When the fare got up to 700 yen, I pressed the stop button and went to the front to ask the bus driver what I should do. I thought he would just tell me which stop to get off at, but Japanese service people always go the extra mile. It was a bit embarrassing when he stopped the bus and hopped off to talk on his cell phone with another bus driver going in the opposite direction. I noticed one guy nearby was dozing off with his head against the window. He woke up after a few minutes, visibly confused as to why we were stopped. Several large and unpleasant insects flew in through the door that had been left open. The driver was on the phone for maybe five minutes, but I could just imagine everyone else’s annoyance, and so time stretched out.

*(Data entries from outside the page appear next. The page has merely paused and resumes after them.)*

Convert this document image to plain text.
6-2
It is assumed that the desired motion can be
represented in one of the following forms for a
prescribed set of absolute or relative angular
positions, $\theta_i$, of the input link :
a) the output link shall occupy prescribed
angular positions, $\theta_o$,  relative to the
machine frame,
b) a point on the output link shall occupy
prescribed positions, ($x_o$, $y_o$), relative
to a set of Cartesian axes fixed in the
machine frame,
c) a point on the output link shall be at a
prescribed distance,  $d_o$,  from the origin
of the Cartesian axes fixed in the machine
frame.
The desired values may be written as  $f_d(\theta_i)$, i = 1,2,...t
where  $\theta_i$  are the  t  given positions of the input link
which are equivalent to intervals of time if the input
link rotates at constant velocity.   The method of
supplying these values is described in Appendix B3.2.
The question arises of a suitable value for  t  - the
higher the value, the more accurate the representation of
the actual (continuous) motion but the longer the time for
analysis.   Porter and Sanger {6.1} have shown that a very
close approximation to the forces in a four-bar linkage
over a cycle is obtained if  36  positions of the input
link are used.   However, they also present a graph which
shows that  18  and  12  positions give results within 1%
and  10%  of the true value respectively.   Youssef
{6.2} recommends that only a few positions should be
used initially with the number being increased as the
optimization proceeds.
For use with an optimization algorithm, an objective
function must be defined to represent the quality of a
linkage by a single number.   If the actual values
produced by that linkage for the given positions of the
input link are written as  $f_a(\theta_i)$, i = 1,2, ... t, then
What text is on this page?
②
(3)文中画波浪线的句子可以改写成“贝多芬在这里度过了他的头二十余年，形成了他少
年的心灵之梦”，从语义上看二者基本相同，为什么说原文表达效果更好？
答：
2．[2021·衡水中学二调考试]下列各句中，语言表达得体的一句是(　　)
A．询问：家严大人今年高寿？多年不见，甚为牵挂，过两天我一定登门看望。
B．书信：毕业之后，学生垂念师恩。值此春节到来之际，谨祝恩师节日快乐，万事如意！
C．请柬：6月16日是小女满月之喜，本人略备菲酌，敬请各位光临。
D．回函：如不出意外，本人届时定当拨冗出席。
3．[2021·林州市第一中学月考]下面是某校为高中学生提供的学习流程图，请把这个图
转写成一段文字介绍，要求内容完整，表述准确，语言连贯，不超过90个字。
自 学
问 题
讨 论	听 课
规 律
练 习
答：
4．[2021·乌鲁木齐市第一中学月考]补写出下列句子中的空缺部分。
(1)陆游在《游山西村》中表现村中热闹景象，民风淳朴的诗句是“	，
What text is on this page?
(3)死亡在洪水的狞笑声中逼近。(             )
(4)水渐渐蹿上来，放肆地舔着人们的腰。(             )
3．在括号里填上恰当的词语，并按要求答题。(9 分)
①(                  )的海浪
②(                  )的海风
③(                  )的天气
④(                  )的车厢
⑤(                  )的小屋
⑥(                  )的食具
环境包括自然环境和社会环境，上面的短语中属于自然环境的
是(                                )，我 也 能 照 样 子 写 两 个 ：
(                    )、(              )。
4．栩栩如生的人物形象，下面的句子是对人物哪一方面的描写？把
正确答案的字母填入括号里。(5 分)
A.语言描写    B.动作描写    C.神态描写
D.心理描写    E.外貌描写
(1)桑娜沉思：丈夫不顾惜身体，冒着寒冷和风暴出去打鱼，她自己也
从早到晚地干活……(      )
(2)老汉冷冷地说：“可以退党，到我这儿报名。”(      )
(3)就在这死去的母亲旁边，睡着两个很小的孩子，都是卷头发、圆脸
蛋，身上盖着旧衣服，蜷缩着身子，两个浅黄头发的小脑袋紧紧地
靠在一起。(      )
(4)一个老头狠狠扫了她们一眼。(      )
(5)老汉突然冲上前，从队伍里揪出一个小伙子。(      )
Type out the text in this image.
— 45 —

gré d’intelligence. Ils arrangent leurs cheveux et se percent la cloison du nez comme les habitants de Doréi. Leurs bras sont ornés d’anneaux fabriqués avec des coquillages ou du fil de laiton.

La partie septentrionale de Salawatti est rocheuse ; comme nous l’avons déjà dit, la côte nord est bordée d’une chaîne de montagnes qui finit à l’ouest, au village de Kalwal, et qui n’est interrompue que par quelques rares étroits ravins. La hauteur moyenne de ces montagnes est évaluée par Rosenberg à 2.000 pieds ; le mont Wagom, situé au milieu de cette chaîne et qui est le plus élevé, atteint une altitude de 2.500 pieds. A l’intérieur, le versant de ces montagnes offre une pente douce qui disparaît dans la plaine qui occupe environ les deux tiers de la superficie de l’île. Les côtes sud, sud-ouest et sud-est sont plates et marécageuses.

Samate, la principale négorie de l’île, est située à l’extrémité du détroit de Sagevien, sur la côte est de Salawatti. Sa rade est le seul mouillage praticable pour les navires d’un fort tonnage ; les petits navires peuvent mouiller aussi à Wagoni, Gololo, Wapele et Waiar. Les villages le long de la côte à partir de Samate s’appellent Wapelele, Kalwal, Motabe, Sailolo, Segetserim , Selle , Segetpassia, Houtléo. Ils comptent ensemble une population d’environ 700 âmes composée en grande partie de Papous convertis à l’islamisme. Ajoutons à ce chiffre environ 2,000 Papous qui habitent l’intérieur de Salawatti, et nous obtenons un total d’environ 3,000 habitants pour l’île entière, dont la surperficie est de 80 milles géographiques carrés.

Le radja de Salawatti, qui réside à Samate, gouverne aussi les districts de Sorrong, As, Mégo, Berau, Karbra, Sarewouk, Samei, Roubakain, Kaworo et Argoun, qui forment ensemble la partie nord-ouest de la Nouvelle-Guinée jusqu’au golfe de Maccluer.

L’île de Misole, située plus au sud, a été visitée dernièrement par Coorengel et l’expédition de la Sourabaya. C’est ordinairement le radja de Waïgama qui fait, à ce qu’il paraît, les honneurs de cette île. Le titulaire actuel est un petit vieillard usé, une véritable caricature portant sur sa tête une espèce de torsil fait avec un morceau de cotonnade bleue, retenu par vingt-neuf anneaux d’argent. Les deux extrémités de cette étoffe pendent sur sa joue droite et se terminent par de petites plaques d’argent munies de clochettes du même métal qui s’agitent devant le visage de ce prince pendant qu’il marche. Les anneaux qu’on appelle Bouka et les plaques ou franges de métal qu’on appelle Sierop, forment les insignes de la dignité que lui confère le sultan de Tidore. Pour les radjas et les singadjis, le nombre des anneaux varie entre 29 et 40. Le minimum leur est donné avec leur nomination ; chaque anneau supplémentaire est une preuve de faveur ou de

The bus driver told me there was a stop coming up soon. When we got there he walked me over to the proper side of the road and brushed off my profuse apologies. “I told the other bus driver to look for a foreigner,” he said before leaving me in the middle of nowhere. The bus stop looked like this:

Semi trucks passed by barely a few feet away. The bench I was sitting on was made from rotting plywood. I had to wait 40 minutes. I sat around messing with my smartphone and sighing at the predicament I’d gotten myself into.

On my way back into town I was struck by how quickly the city turned into the middle of nowhere, and vice versa. In America things seem to change gradually, so it’s never a shock when you go from one area to another. Today, however, it seemed like one minute I was staring at mist covered mountains, and the next there were towering buildings and neon signs all around. I suppose Japan’s a small country, and that’s why things are like that.

Tomorrow I am sitting in the Board of Education again, so I’m not terribly peeved about getting lost. I didn’t have anything in particular that needed to get done tonight, and the view up in the mountains was pretty. Still, I hope I don’t make that kind of mistake next time.


~ by megumiwasframed on September 3, 2012.